Weigel

Romney Stays Frosty

MANCHESTER, N.H. – The GOP’s frontrunner in New Hampshire kept it brisk and newsless here, capping off a pancake breakfast with a brief speech and Q&A. If I am embracing and extending a cliche by observing that Mitt Romney is at home in country clubs, then so be it: He is very much at home in a country club setting. Middle-aged-skewing Republicans cheered and laughed along with Romney, sipping complementary coffee and taking smartphone photos as his wife, Ann, reminisced about raising five kids.

“Mitt used to to joke, ‘Time to make the donuts!’” she said. “Remember that old Dunkin’ Donuts commercial?” (If you haven’t been to New Hampshire, an unofficial law mandates the construction of a Dunkin Donuts every 100 yards.)

“We had five boys, and they all wanted something different for breakfast!” joked the candidate. “Ann had to be a short-order cook!”

The speech took Romney all the way from Obama-bashing – not that the president is a bad guy, Romney said – to a think-of-me-as-commander-in-chief story about the candidate, as governor, making phone calls to soldiers in Iraq. “In every case, they would tell me something about what an honor it was to serve,” he said. “This was before the surge. This was when Harry Reid said that we’d lost, when Joe Biden said we should split up Iraq into the three countries.” That got the crowd looking sour; I noticed some real annoyance on the face of a retiree wearing a U.S. Army hat.

In 2008, Romney had to run against John McCain, with real military cred and early surge support that he never stopped reminding the pretender about. Not a problem this time. Romney was even more comfortable discussing economics, evoking a world much like our own, where Obama made the economy worse not just with Dodd-Frank and the stimulus, but with “card check, cap and trade.”

He took friendly questions, but the final one, from a home-maker named Sheri Williams, gave him a chance to nag the media. Williams asked what issues the Tea Party and GOP could be united around.

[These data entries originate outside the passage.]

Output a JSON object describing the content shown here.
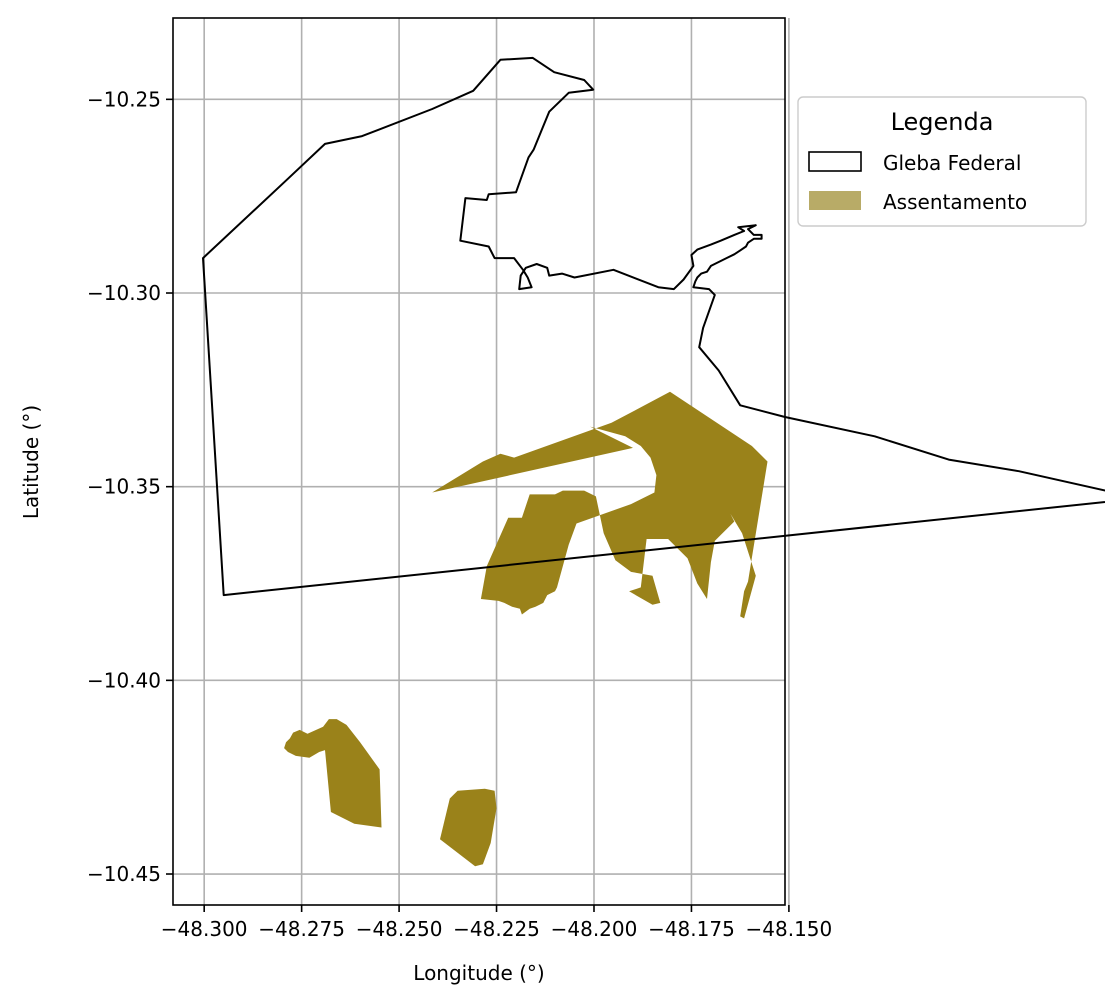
{
  "chart_data": {
    "type": "map",
    "xlabel": "Longitude (°)",
    "ylabel": "Latitude (°)",
    "xlim": [
      -48.308,
      -48.151
    ],
    "ylim": [
      -10.458,
      -10.229
    ],
    "x_ticks": [
      -48.3,
      -48.275,
      -48.25,
      -48.225,
      -48.2,
      -48.175,
      -48.15
    ],
    "x_tick_labels": [
      "−48.300",
      "−48.275",
      "−48.250",
      "−48.225",
      "−48.200",
      "−48.175",
      "−48.150"
    ],
    "y_ticks": [
      -10.25,
      -10.3,
      -10.35,
      -10.4,
      -10.45
    ],
    "y_tick_labels": [
      "−10.25",
      "−10.30",
      "−10.35",
      "−10.40",
      "−10.45"
    ],
    "grid": true,
    "legend": {
      "title": "Legenda",
      "placement": "outside-right-top",
      "entries": [
        {
          "label": "Gleba Federal",
          "style": "outline",
          "color": "#000000"
        },
        {
          "label": "Assentamento",
          "style": "fill",
          "color": "#b8ab67"
        }
      ]
    },
    "layers": [
      {
        "name": "Gleba Federal",
        "style": "outline",
        "stroke": "#000000",
        "polygons": [
          [
            [
              -48.3003,
              -10.291
            ],
            [
              -48.2785,
              -10.2705
            ],
            [
              -48.269,
              -10.2615
            ],
            [
              -48.2595,
              -10.2595
            ],
            [
              -48.2415,
              -10.2525
            ],
            [
              -48.231,
              -10.2478
            ],
            [
              -48.224,
              -10.2398
            ],
            [
              -48.2157,
              -10.2393
            ],
            [
              -48.2102,
              -10.243
            ],
            [
              -48.2025,
              -10.245
            ],
            [
              -48.2002,
              -10.2475
            ],
            [
              -48.2065,
              -10.2483
            ],
            [
              -48.2115,
              -10.2532
            ],
            [
              -48.2155,
              -10.263
            ],
            [
              -48.2168,
              -10.265
            ],
            [
              -48.22,
              -10.274
            ],
            [
              -48.227,
              -10.2745
            ],
            [
              -48.2275,
              -10.276
            ],
            [
              -48.233,
              -10.2755
            ],
            [
              -48.2343,
              -10.2865
            ],
            [
              -48.227,
              -10.288
            ],
            [
              -48.2255,
              -10.291
            ],
            [
              -48.2205,
              -10.291
            ],
            [
              -48.2182,
              -10.294
            ],
            [
              -48.217,
              -10.296
            ],
            [
              -48.216,
              -10.2985
            ],
            [
              -48.2192,
              -10.299
            ],
            [
              -48.2188,
              -10.2955
            ],
            [
              -48.2175,
              -10.2935
            ],
            [
              -48.2147,
              -10.2925
            ],
            [
              -48.212,
              -10.2935
            ],
            [
              -48.2115,
              -10.2955
            ],
            [
              -48.2082,
              -10.295
            ],
            [
              -48.205,
              -10.296
            ],
            [
              -48.195,
              -10.294
            ],
            [
              -48.1835,
              -10.2985
            ],
            [
              -48.1795,
              -10.299
            ],
            [
              -48.177,
              -10.2965
            ],
            [
              -48.1745,
              -10.293
            ],
            [
              -48.175,
              -10.2902
            ],
            [
              -48.1735,
              -10.2888
            ],
            [
              -48.17,
              -10.2875
            ],
            [
              -48.1675,
              -10.2865
            ],
            [
              -48.164,
              -10.285
            ],
            [
              -48.1615,
              -10.284
            ],
            [
              -48.163,
              -10.283
            ],
            [
              -48.1585,
              -10.2825
            ],
            [
              -48.1605,
              -10.2835
            ],
            [
              -48.159,
              -10.285
            ],
            [
              -48.157,
              -10.285
            ],
            [
              -48.157,
              -10.286
            ],
            [
              -48.159,
              -10.286
            ],
            [
              -48.1605,
              -10.287
            ],
            [
              -48.161,
              -10.288
            ],
            [
              -48.1625,
              -10.289
            ],
            [
              -48.164,
              -10.29
            ],
            [
              -48.166,
              -10.291
            ],
            [
              -48.168,
              -10.292
            ],
            [
              -48.17,
              -10.293
            ],
            [
              -48.171,
              -10.2945
            ],
            [
              -48.1725,
              -10.295
            ],
            [
              -48.1735,
              -10.296
            ],
            [
              -48.174,
              -10.297
            ],
            [
              -48.1745,
              -10.2985
            ],
            [
              -48.1705,
              -10.299
            ],
            [
              -48.169,
              -10.3005
            ],
            [
              -48.172,
              -10.309
            ],
            [
              -48.173,
              -10.314
            ],
            [
              -48.168,
              -10.32
            ],
            [
              -48.1625,
              -10.329
            ],
            [
              -48.151,
              -10.332
            ],
            [
              -48.128,
              -10.337
            ],
            [
              -48.109,
              -10.343
            ],
            [
              -48.091,
              -10.346
            ],
            [
              -48.06,
              -10.353
            ],
            [
              -48.295,
              -10.378
            ],
            [
              -48.3003,
              -10.291
            ]
          ]
        ]
      },
      {
        "name": "Assentamento",
        "style": "fill",
        "fill": "#9a821a",
        "polygons": [
          [
            [
              -48.2415,
              -10.3515
            ],
            [
              -48.2285,
              -10.3435
            ],
            [
              -48.224,
              -10.3415
            ],
            [
              -48.2205,
              -10.3425
            ],
            [
              -48.1955,
              -10.3335
            ],
            [
              -48.1805,
              -10.3255
            ],
            [
              -48.1595,
              -10.3395
            ],
            [
              -48.1555,
              -10.3435
            ],
            [
              -48.1605,
              -10.3745
            ],
            [
              -48.1615,
              -10.377
            ],
            [
              -48.1625,
              -10.3835
            ],
            [
              -48.1615,
              -10.384
            ],
            [
              -48.1585,
              -10.373
            ],
            [
              -48.162,
              -10.362
            ],
            [
              -48.165,
              -10.357
            ],
            [
              -48.169,
              -10.354
            ],
            [
              -48.17,
              -10.347
            ],
            [
              -48.164,
              -10.359
            ],
            [
              -48.169,
              -10.364
            ],
            [
              -48.17,
              -10.3695
            ],
            [
              -48.171,
              -10.379
            ],
            [
              -48.1735,
              -10.375
            ],
            [
              -48.176,
              -10.3685
            ],
            [
              -48.181,
              -10.3635
            ],
            [
              -48.1865,
              -10.3635
            ],
            [
              -48.188,
              -10.376
            ],
            [
              -48.191,
              -10.377
            ],
            [
              -48.185,
              -10.3805
            ],
            [
              -48.183,
              -10.38
            ],
            [
              -48.185,
              -10.373
            ],
            [
              -48.1905,
              -10.372
            ],
            [
              -48.1945,
              -10.369
            ],
            [
              -48.1975,
              -10.362
            ],
            [
              -48.1995,
              -10.3525
            ],
            [
              -48.2025,
              -10.351
            ],
            [
              -48.208,
              -10.351
            ],
            [
              -48.21,
              -10.352
            ],
            [
              -48.2165,
              -10.352
            ],
            [
              -48.2185,
              -10.358
            ],
            [
              -48.222,
              -10.358
            ],
            [
              -48.2275,
              -10.3705
            ],
            [
              -48.229,
              -10.379
            ],
            [
              -48.2245,
              -10.3795
            ],
            [
              -48.223,
              -10.38
            ],
            [
              -48.221,
              -10.381
            ],
            [
              -48.219,
              -10.3815
            ],
            [
              -48.2185,
              -10.383
            ],
            [
              -48.2165,
              -10.3815
            ],
            [
              -48.215,
              -10.381
            ],
            [
              -48.213,
              -10.38
            ],
            [
              -48.212,
              -10.378
            ],
            [
              -48.21,
              -10.377
            ],
            [
              -48.2095,
              -10.376
            ],
            [
              -48.2065,
              -10.365
            ],
            [
              -48.2045,
              -10.3595
            ],
            [
              -48.1905,
              -10.3545
            ],
            [
              -48.1845,
              -10.3515
            ],
            [
              -48.184,
              -10.347
            ],
            [
              -48.1855,
              -10.3425
            ],
            [
              -48.188,
              -10.3395
            ],
            [
              -48.192,
              -10.337
            ],
            [
              -48.201,
              -10.3345
            ],
            [
              -48.19,
              -10.34
            ],
            [
              -48.2415,
              -10.3515
            ]
          ],
          [
            [
              -48.2735,
              -10.4138
            ],
            [
              -48.2755,
              -10.4128
            ],
            [
              -48.2772,
              -10.4135
            ],
            [
              -48.278,
              -10.415
            ],
            [
              -48.279,
              -10.416
            ],
            [
              -48.2795,
              -10.4175
            ],
            [
              -48.2785,
              -10.4185
            ],
            [
              -48.2765,
              -10.4195
            ],
            [
              -48.273,
              -10.42
            ],
            [
              -48.2705,
              -10.4185
            ],
            [
              -48.269,
              -10.418
            ],
            [
              -48.2675,
              -10.434
            ],
            [
              -48.2615,
              -10.437
            ],
            [
              -48.2545,
              -10.438
            ],
            [
              -48.255,
              -10.423
            ],
            [
              -48.26,
              -10.416
            ],
            [
              -48.2635,
              -10.4115
            ],
            [
              -48.266,
              -10.41
            ],
            [
              -48.268,
              -10.41
            ],
            [
              -48.2695,
              -10.412
            ],
            [
              -48.2735,
              -10.4138
            ]
          ],
          [
            [
              -48.2255,
              -10.4285
            ],
            [
              -48.228,
              -10.428
            ],
            [
              -48.235,
              -10.4285
            ],
            [
              -48.237,
              -10.4305
            ],
            [
              -48.2395,
              -10.441
            ],
            [
              -48.2305,
              -10.448
            ],
            [
              -48.2285,
              -10.4475
            ],
            [
              -48.2265,
              -10.442
            ],
            [
              -48.225,
              -10.433
            ],
            [
              -48.2255,
              -10.4285
            ]
          ]
        ]
      }
    ]
  }
}
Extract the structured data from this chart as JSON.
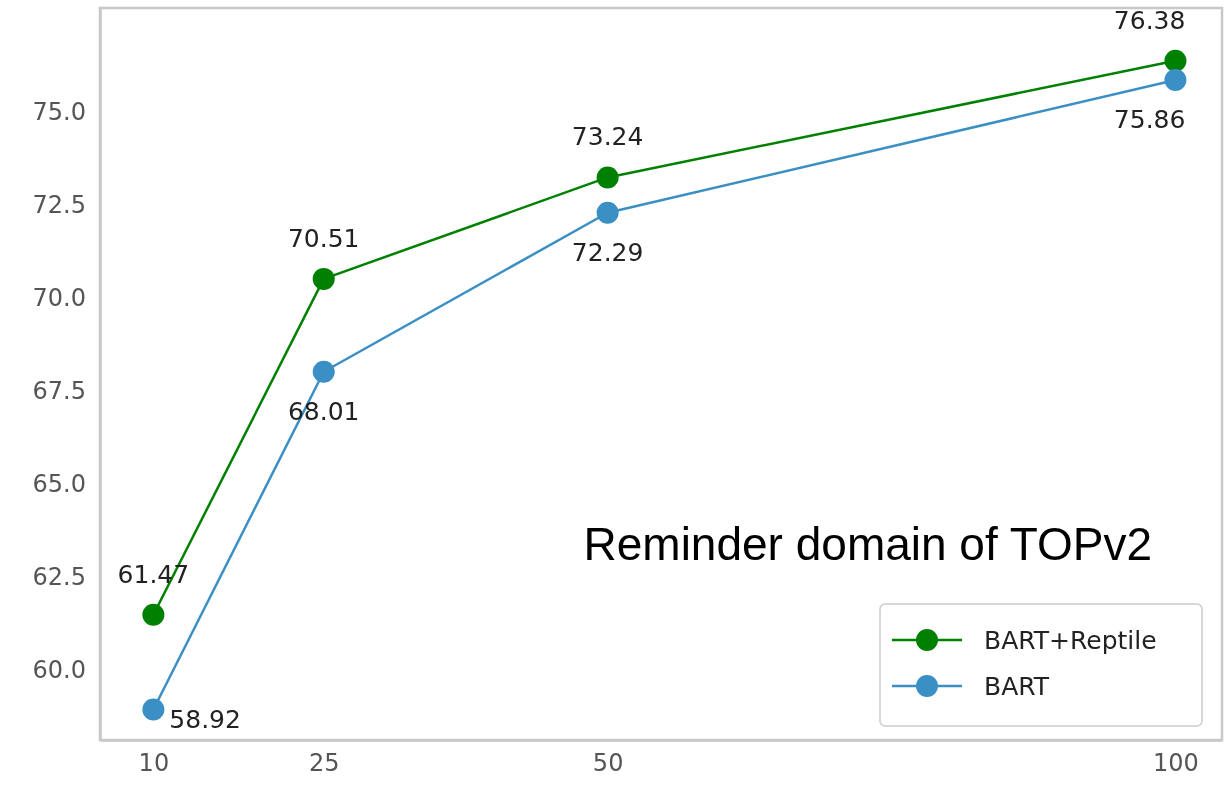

“We all like to read stories that show some conflict,” he sniffed. “You don’t want to read a story that says ‘Someone showed up, and gave a speech, and got a good reception.’” It was the media and Democrats pushing the story. “I appreciate the intent, to make us look like we’re fighting amongst ourselves.”

He was lucky; Williams didn’t want to belabor the point. She told me that she liked the answer “for the most part,” and that apart from his health care plan there wasn’t too much she saw dividing him and the grassroots.

This didn’t stop local reporters from tailing Romney after the speech, lobbing questions about the Tea Party and Rick Perry. Romney smiled and ignored them as he headed out the door; why make news before his big economic speech?